Practitioners may need to adapt their practices to include the possible contribution of FASD in children’s mental health presentation. Mental health assessments that rely entirely on intelligence tests may not adequately capture the adaptive functioning deficits experienced by many people living with FASD (Brown et al., 2017). Assessments and interviews that rely on ‘yes/no’ responses can mask the extent of language and comprehension difficulties that children living with FASD experience. Similarly, memory difficulties such as confabulation (imagined memories), memory loss, and suggestibility (tendency to agree) can significantly impact the accuracy of a mental health assessment (Brown et al., 2017).
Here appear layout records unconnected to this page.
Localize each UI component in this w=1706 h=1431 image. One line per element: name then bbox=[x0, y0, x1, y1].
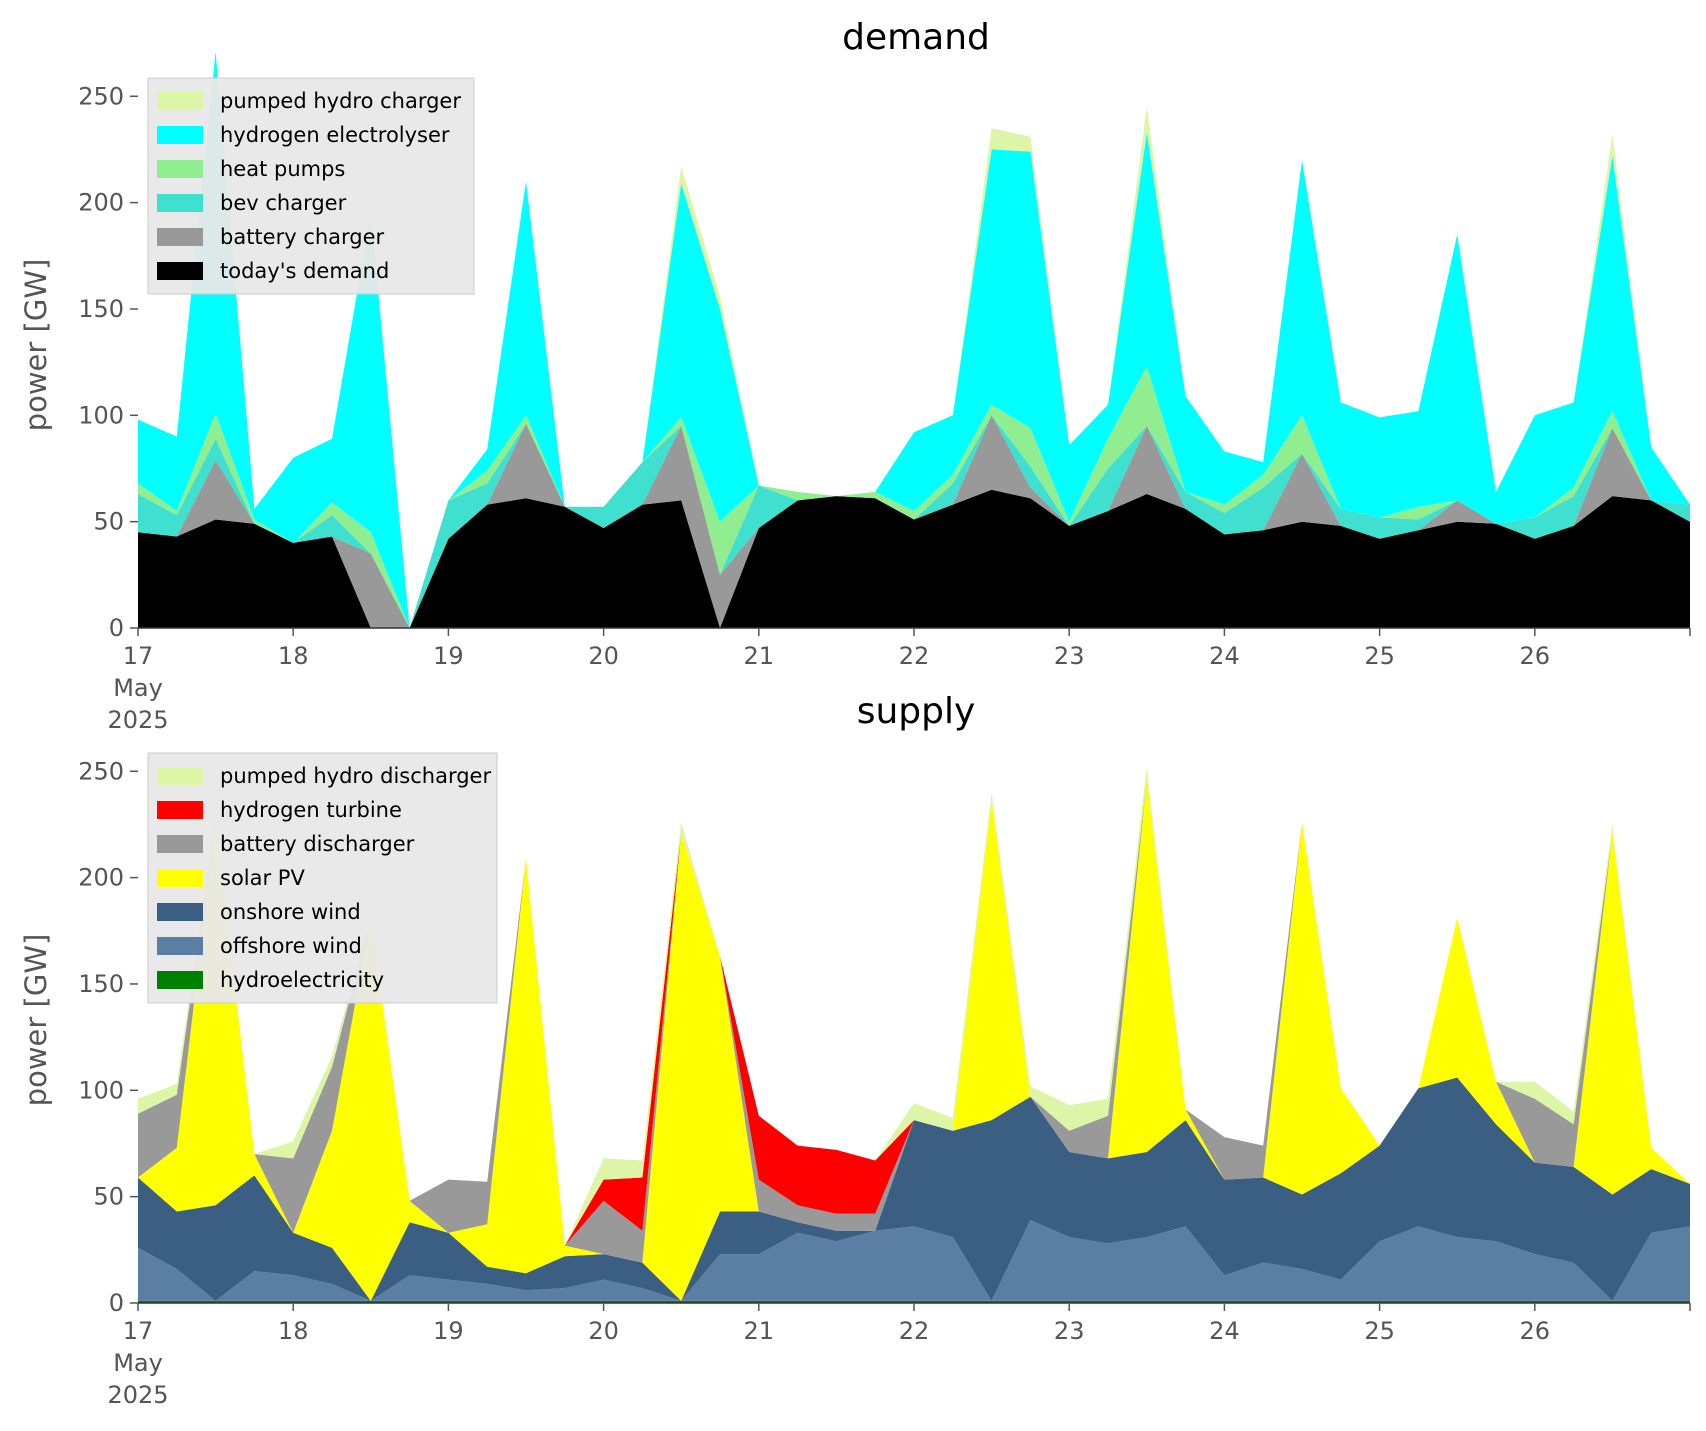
legend-swatch-battery-discharger bbox=[157, 835, 203, 853]
x-tick-label: 20 bbox=[588, 642, 619, 670]
legend-swatch-pumped-hydro-discharger bbox=[157, 767, 203, 785]
legend-box bbox=[147, 77, 475, 295]
demand-panel: demand power [GW] 0 50 100 150 200 250 17 May 20… bbox=[19, 17, 1691, 734]
y-tick-label: 100 bbox=[78, 1076, 124, 1104]
demand-title: demand bbox=[842, 17, 990, 58]
legend-swatch-hydroelectricity bbox=[157, 971, 203, 989]
x-tick-label: 18 bbox=[278, 1317, 309, 1345]
legend-label-offshore-wind: offshore wind bbox=[220, 934, 362, 958]
legend-label-heat-pumps: heat pumps bbox=[220, 157, 345, 181]
y-tick-label: 200 bbox=[78, 189, 124, 217]
legend-label-hydroelectricity: hydroelectricity bbox=[220, 968, 384, 992]
x-tick-label: 20 bbox=[588, 1317, 619, 1345]
legend-label-pumped-hydro-charger: pumped hydro charger bbox=[220, 89, 461, 113]
x-tick-sublabel: 2025 bbox=[107, 706, 168, 734]
y-tick-label: 250 bbox=[78, 757, 124, 785]
legend-swatch-hydrogen-turbine bbox=[157, 801, 203, 819]
legend-label-battery-charger: battery charger bbox=[220, 225, 385, 249]
demand-axes: 0 50 100 150 200 250 17 May 2025 18 19 20 21 22 23 24 25… bbox=[78, 82, 1691, 734]
legend-label-onshore-wind: onshore wind bbox=[220, 900, 361, 924]
y-tick-label: 150 bbox=[78, 970, 124, 998]
x-tick-sublabel: 2025 bbox=[107, 1381, 168, 1409]
legend-label-today-s-demand: today's demand bbox=[220, 259, 389, 283]
legend-swatch-onshore-wind bbox=[157, 903, 203, 921]
legend-swatch-solar-pv bbox=[157, 869, 203, 887]
legend-swatch-battery-charger bbox=[157, 228, 203, 246]
legend-swatch-pumped-hydro-charger bbox=[157, 92, 203, 110]
x-tick-label: 25 bbox=[1364, 642, 1395, 670]
x-tick-label: 17 bbox=[123, 642, 154, 670]
legend-swatch-heat-pumps bbox=[157, 160, 203, 178]
supply-areas bbox=[138, 767, 1690, 1303]
y-tick-label: 200 bbox=[78, 864, 124, 892]
legend-label-battery-discharger: battery discharger bbox=[220, 832, 415, 856]
y-tick-label: 50 bbox=[93, 508, 124, 536]
legend-swatch-hydrogen-electrolyser bbox=[157, 126, 203, 144]
legend-box bbox=[147, 752, 498, 1004]
x-tick-label: 24 bbox=[1209, 1317, 1240, 1345]
demand-legend: pumped hydro charger hydrogen electrolyse… bbox=[147, 77, 475, 295]
area-battery-charger bbox=[138, 415, 1690, 628]
x-tick-label: 23 bbox=[1054, 1317, 1085, 1345]
x-tick-label: 18 bbox=[278, 642, 309, 670]
x-tick-label: 26 bbox=[1520, 1317, 1551, 1345]
supply-panel: supply power [GW] 0 50 100 150 200 250 17 May 20… bbox=[19, 691, 1691, 1409]
supply-title: supply bbox=[857, 691, 976, 732]
area-hydrogen-electrolyser bbox=[138, 51, 1690, 629]
legend-label-hydrogen-electrolyser: hydrogen electrolyser bbox=[220, 123, 450, 147]
x-tick-label: 23 bbox=[1054, 642, 1085, 670]
y-tick-label: 100 bbox=[78, 401, 124, 429]
legend-swatch-bev-charger bbox=[157, 194, 203, 212]
demand-y-axis-label: power [GW] bbox=[19, 259, 53, 432]
legend-label-hydrogen-turbine: hydrogen turbine bbox=[220, 798, 402, 822]
x-tick-label: 26 bbox=[1520, 642, 1551, 670]
x-tick-label: 21 bbox=[744, 642, 775, 670]
area-today-s-demand bbox=[138, 489, 1690, 628]
y-tick-label: 0 bbox=[109, 1289, 124, 1317]
area-bev-charger bbox=[138, 415, 1690, 628]
x-tick-label: 22 bbox=[899, 1317, 930, 1345]
area-onshore-wind bbox=[138, 1077, 1690, 1301]
supply-y-axis-label: power [GW] bbox=[19, 934, 53, 1107]
legend-swatch-today-s-demand bbox=[157, 262, 203, 280]
x-tick-label: 17 bbox=[123, 1317, 154, 1345]
legend-label-pumped-hydro-discharger: pumped hydro discharger bbox=[220, 764, 491, 788]
y-tick-label: 150 bbox=[78, 295, 124, 323]
supply-axes: 0 50 100 150 200 250 17 May 2025 18 19 20 21 22 23 24 25… bbox=[78, 757, 1691, 1409]
legend-label-bev-charger: bev charger bbox=[220, 191, 347, 215]
x-tick-sublabel: May bbox=[113, 674, 163, 702]
x-tick-label: 25 bbox=[1364, 1317, 1395, 1345]
x-tick-label: 21 bbox=[744, 1317, 775, 1345]
area-offshore-wind bbox=[138, 1220, 1690, 1301]
area-battery-discharger bbox=[138, 779, 1690, 1263]
y-tick-label: 50 bbox=[93, 1183, 124, 1211]
x-tick-label: 24 bbox=[1209, 642, 1240, 670]
x-tick-label: 19 bbox=[433, 642, 464, 670]
x-tick-sublabel: May bbox=[113, 1349, 163, 1377]
x-tick-label: 22 bbox=[899, 642, 930, 670]
area-heat-pumps bbox=[138, 366, 1690, 628]
legend-swatch-offshore-wind bbox=[157, 937, 203, 955]
demand-areas bbox=[138, 51, 1690, 629]
legend-label-solar-pv: solar PV bbox=[220, 866, 305, 890]
supply-legend: pumped hydro discharger hydrogen turbine b… bbox=[147, 752, 498, 1004]
y-tick-label: 250 bbox=[78, 82, 124, 110]
area-solar-pv bbox=[138, 779, 1690, 1301]
y-tick-label: 0 bbox=[109, 614, 124, 642]
x-tick-label: 19 bbox=[433, 1317, 464, 1345]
Assessment of FASD often requires a “nuanced differential diagnosis” (Brown et al., 2017, p. 2) that is beyond the traditional training and skill set of mental health professionals. Additional specialised support can help practitioners to build their capacity to recognise and assess FASD.
Adapting therapeutic approaches to better accommodate FASD
Mental health services may not always recognise children affected by FASD. These children may present with attention deficit hyperactivity disorder (ADHD), oppositional defiance disorder (ODD) or conduct disorder; leading practitioners to offer support based on social learning principles and aligned with these conditions.
While the presentation of FASD may seem similar to these common childhood disorders, children with FASD have additional difficulties that require modified interventions. The cognitive and language issues present in FASD mean that children are less able to benefit from the kind of reflective counselling approaches that can be used with other children (Bagley, 2019).
Caregivers need support to create a simplified, structured environment, combined with step-by-step coaching targeted to a child’s unique strengths and difficulties. Effective support is likely to include strategies to build a child’s organisation and planning and life skills, along with strategies to address sleep disorders and behavioural and emotional regulation (Brown etal., 2017; McLean & McDougall 2014).
Practitioners should avoid the use of insight-based, narrative therapeutic and group therapy approaches, which may be difficult for this population (Brown et al., 2017).
Child mental health workers have an important role to play in identifying and responding to FASD in vulnerable children and families. Services that are trained in identifying and supporting children living with FASD and are knowledgeable about the connection between FASD and other mental health symptoms, can have a significant impact on children’s developmental trajectory. This suggests that workers should be trained in screening and assessing for FASD, and in providing interventions that create structured, managed environments; explicit skill development, and support with behavioural and emotional regulation. It is also important that support is ongoing, can be understood by a child with language and memory issues, and is not discontinued prematurely.